Video dominated Internet traffic, delivered increasingly over copper
Video streaming continued to dominate all Internet traffic in rural networks in Q2, representing over 62 percent of all downstream traffic. Interestingly, copper network endpoints, benefiting from new technologies currently available in the Calix Unified Access portfolio, like VDSL2 vectoring and bonding, generated a growing proportion of this traffic with an average of 6.5 gigabytes (GBs) of traffic in the period, up from 4.4 GB in the Q1 report. Consistent with the overall growth in video consumption in rural America, the report findings also show 22.4 percent of end users generated more than 50 GB of traffic in Q2, up from 14.9 percent in the first quarter of the year.
Additional findings from the Q2 report include:
- The Midwest region overtook the West as the leading generator of upstream streaming media traffic a full 12 percent higher than the national average.
- The Northeast retained its claim as the leading regional generator of online shopping traffic, with upstream traffic for this application 41 percent higher than the national average.
- Online gaming continued to be strong in the Southeast region, generating traffic 55 percent above the U.S. average.
In the second quarter, rural U.S. broadband subscribers also saw an increase in peak broadband speeds from the previous quarter. Forty-five percent of this group received maximum peak downstream speeds of more than 3 Mbps, a 12 percent increase over Q1. Despite this improvement, two-thirds of rural broadband subscribers in Q2 experienced peak speeds that fell below the 4 Mbps target of the Connect America Fund. Of the remainder, 8 percent experienced peak broadband rates of over 10 Mbps, with the highest reported speeds reaching 1Gbps both upstream and downstream.

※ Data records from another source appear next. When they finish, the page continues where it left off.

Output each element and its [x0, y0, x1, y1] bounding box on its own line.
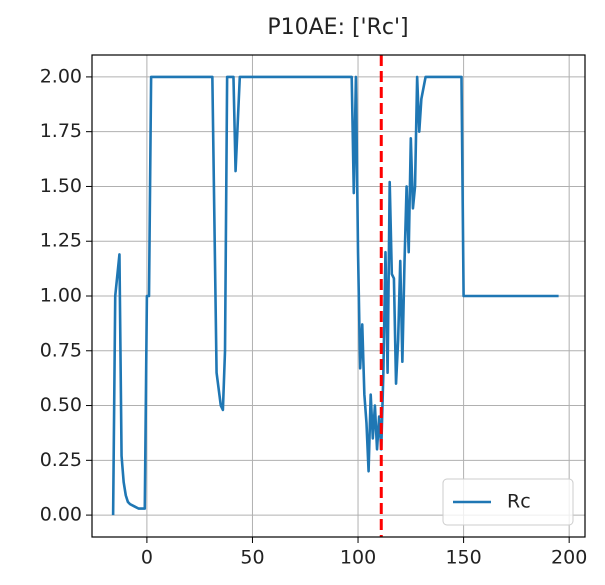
x-tick-label: 150 — [445, 547, 481, 569]
legend-box — [442, 478, 574, 526]
y-tick-label: 1.50 — [40, 175, 82, 197]
data-line — [111, 75, 559, 516]
x-tick-label: 200 — [551, 547, 587, 569]
y-tick-label: 1.00 — [40, 285, 82, 307]
chart-title: P10AE: ['Rc'] — [267, 15, 408, 40]
y-tick-label: 0.00 — [40, 504, 82, 526]
y-tick-label: 0.75 — [40, 339, 82, 361]
x-tick-label: 50 — [240, 547, 264, 569]
y-tick-label: 0.25 — [40, 449, 82, 471]
y-tick-label: 1.75 — [40, 120, 82, 142]
y-tick-label: 2.00 — [40, 65, 82, 87]
y-tick-label: 0.50 — [40, 394, 82, 416]
legend: Rc — [442, 478, 574, 526]
legend-label: Rc — [507, 491, 531, 513]
x-tick-label: 100 — [340, 547, 376, 569]
plot-frame — [91, 54, 586, 538]
y-tick-label: 1.25 — [40, 230, 82, 252]
x-tick-label: 0 — [141, 547, 153, 569]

Of particular interest this quarter was both the accelerating pace of Internet traffic in rural America quarter-over-quarter, and the fact that much of this increase was seen over copper networks, said Miguel Alonso, Calix vice president of software products. The combination of new copper technologies, a proliferation of video consuming devices, and content moving to the cloud creates a fertile ground for rapid increases in Internet traffic because copper is the most widely deployed access media in the rural U.S. Looking ahead to future quarters, we expect this trend to continue, and promise to provide deeper insights and analysis and we continue to further enhance the report by tracking more applications and endpoints across the U.S.

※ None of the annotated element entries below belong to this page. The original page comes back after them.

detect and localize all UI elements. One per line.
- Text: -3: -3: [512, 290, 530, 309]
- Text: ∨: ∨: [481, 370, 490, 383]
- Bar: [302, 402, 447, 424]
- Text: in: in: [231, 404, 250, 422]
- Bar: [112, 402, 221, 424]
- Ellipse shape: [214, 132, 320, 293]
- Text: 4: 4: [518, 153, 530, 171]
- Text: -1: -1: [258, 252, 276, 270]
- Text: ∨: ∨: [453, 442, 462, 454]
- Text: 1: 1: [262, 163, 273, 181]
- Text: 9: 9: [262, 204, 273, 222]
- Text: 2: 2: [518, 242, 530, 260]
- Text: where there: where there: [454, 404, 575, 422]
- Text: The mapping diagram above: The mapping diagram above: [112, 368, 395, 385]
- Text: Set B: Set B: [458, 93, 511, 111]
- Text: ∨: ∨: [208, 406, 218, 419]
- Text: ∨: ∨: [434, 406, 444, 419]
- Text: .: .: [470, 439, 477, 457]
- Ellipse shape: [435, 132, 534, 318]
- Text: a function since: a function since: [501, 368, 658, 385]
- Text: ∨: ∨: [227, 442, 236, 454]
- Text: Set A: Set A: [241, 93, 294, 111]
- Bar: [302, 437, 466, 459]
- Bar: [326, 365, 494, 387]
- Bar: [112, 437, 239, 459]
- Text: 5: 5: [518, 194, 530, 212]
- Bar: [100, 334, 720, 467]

The Q2 2012 Calix U.S. Rural Broadband Report is the third in a series of reports planned to be issued quarterly. The report analyzes data derived from a subset of Compass Flow Analyze deployments across the United States. Independent of the access media and broadband technology deployed, Flow Analyze provides a unique subscriber-centric view of the network and its traffic. Utilizing a software-as-a-service model, Flow Analyze gives service providers an in-depth look into both the overall traffic volumes and the general types of applications (for example, video streaming, Internet browsing, etc.) that are riding over their network infrastructure, allowing them to more effectively and efficiently plan, manage, and troubleshoot their networks without intruding on the privacy of their subscribers. In addition, Flow Analyze allows service providers to find new opportunities to expand revenue, increase customer satisfaction, optimize network resources, and reduce the cost of delivering services to subscribers.